Chacun de nous est appelé à devenir martyr comme Timothée : prendre publiquement position pour le Christ, quoi qu’il en coûte.

 

– Paul emploie également le mot ὁμολογία (homologia) [1] pour désigner la profession de foi de Timothée.

Combats le bon combat de la foi, saisis la vie éternelle, à laquelle tu as été appelé, et pour laquelle tu as fait une belle confession (homologia) en présence d’un grand nombre de témoins (1Tim 6,12).

En grec, ce terme signifie : une parole conforme, une parole pareille à une première, cohérente avec elle. Il s’agit là de la proclamation publique de Timothée, cohérente avec celle de toute l’Église. Certains exégètes ont pensé à l’ordination de Timothée. Lorsque Paul lui a imposé les mains, il a sûrement au préalable proclamé devant l’assemblée son ‘orthodoxie’, sa ‘pensée droite’ s’accordant à celle des Apôtres. L’appel de Paul concernerait donc ici particulièrement les ministres ordonnés de l’Église, ces « hommes de Dieu » (1Tim 6,11)  mis à part pour servir la communion ecclésiale.

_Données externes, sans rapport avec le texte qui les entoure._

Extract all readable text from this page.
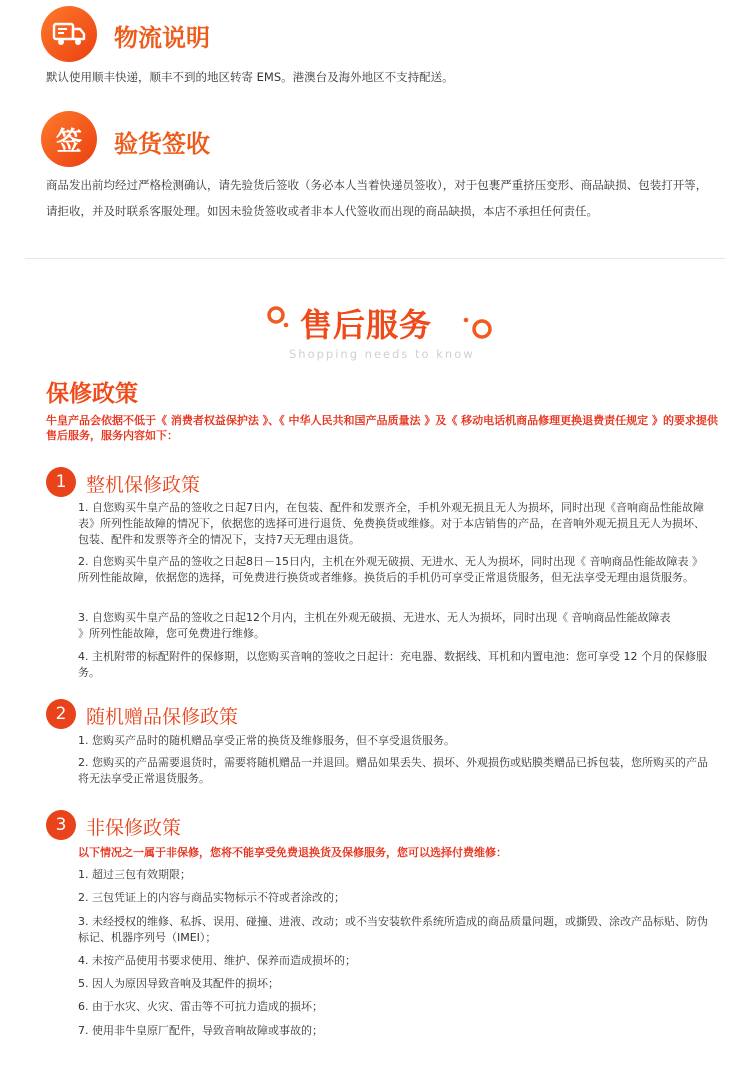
物流说明
默认使用顺丰快递，顺丰不到的地区转寄 EMS。港澳台及海外地区不支持配送。
签	验货签收
商品发出前均经过严格检测确认，请先验货后签收（务必本人当着快递员签收），对于包裹严重挤压变形、商品缺损、包装打开等，请拒收，并及时联系客服处理。如因未验货签收或者非本人代签收而出现的商品缺损，本店不承担任何责任。
售后服务
Shopping needs to know
保修政策
牛皇产品会依据不低于《 消费者权益保护法 》、《 中华人民共和国产品质量法 》及《 移动电话机商品修理更换退费责任规定 》的要求提供售后服务，服务内容如下：
1	整机保修政策
1. 自您购买牛皇产品的签收之日起7日内，在包装、配件和发票齐全，手机外观无损且无人为损坏，同时出现《音响商品性能故障表》所列性能故障的情况下，依据您的选择可进行退货、免费换货或维修。对于本店销售的产品，在音响外观无损且无人为损坏、包装、配件和发票等齐全的情况下，支持7天无理由退货。
2. 自您购买牛皇产品的签收之日起8日－15日内，主机在外观无破损、无进水、无人为损坏，同时出现《 音响商品性能故障表 》所列性能故障，依据您的选择，可免费进行换货或者维修。换货后的手机仍可享受正常退货服务，但无法享受无理由退货服务。
3. 自您购买牛皇产品的签收之日起12个月内，主机在外观无破损、无进水、无人为损坏，同时出现《 音响商品性能故障表 》所列性能故障，您可免费进行维修。
4. 主机附带的标配附件的保修期，以您购买音响的签收之日起计：充电器、数据线、耳机和内置电池：您可享受 12 个月的保修服务。
2	随机赠品保修政策
1. 您购买产品时的随机赠品享受正常的换货及维修服务，但不享受退货服务。
2. 您购买的产品需要退货时，需要将随机赠品一并退回。赠品如果丢失、损坏、外观损伤或贴膜类赠品已拆包装，您所购买的产品将无法享受正常退货服务。
3	非保修政策
以下情况之一属于非保修，您将不能享受免费退换货及保修服务，您可以选择付费维修：
1. 超过三包有效期限；
2. 三包凭证上的内容与商品实物标示不符或者涂改的；
3. 未经授权的维修、私拆、误用、碰撞、进液、改动；或不当安装软件系统所造成的商品质量问题，或撕毁、涂改产品标贴、防伪标记、机器序列号（IMEI）；
4. 未按产品使用书要求使用、维护、保养而造成损坏的；
5. 因人为原因导致音响及其配件的损坏；
6. 由于水灾、火灾、雷击等不可抗力造成的损坏；
7. 使用非牛皇原厂配件，导致音响故障或事故的；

Appel d’une urgence contemporaine absolue, si on veut bien voir les dégâts provoqués par les clergés de tous bords lorsqu’ils agissent en contradiction avec la proclamation publique de leur ordination ! Qu’on pense aux centaines d’autochtones canadiens pour le génocide culturel desquels le Pape François a demandé pardon lors de son dernier voyage au Canada. Qu’on pense bien sûr aux milliers de victimes d’abus en tout genre par des prêtres en tous pays. Sans tomber dans l’obsession pathologique de la repentance, force est de constater que plus on a de responsabilités dans l’Église, plus il faut écouter l’exhortation de Paul à Timothée afin de ne pas trahir en secret ce qu’on a proclamé en public.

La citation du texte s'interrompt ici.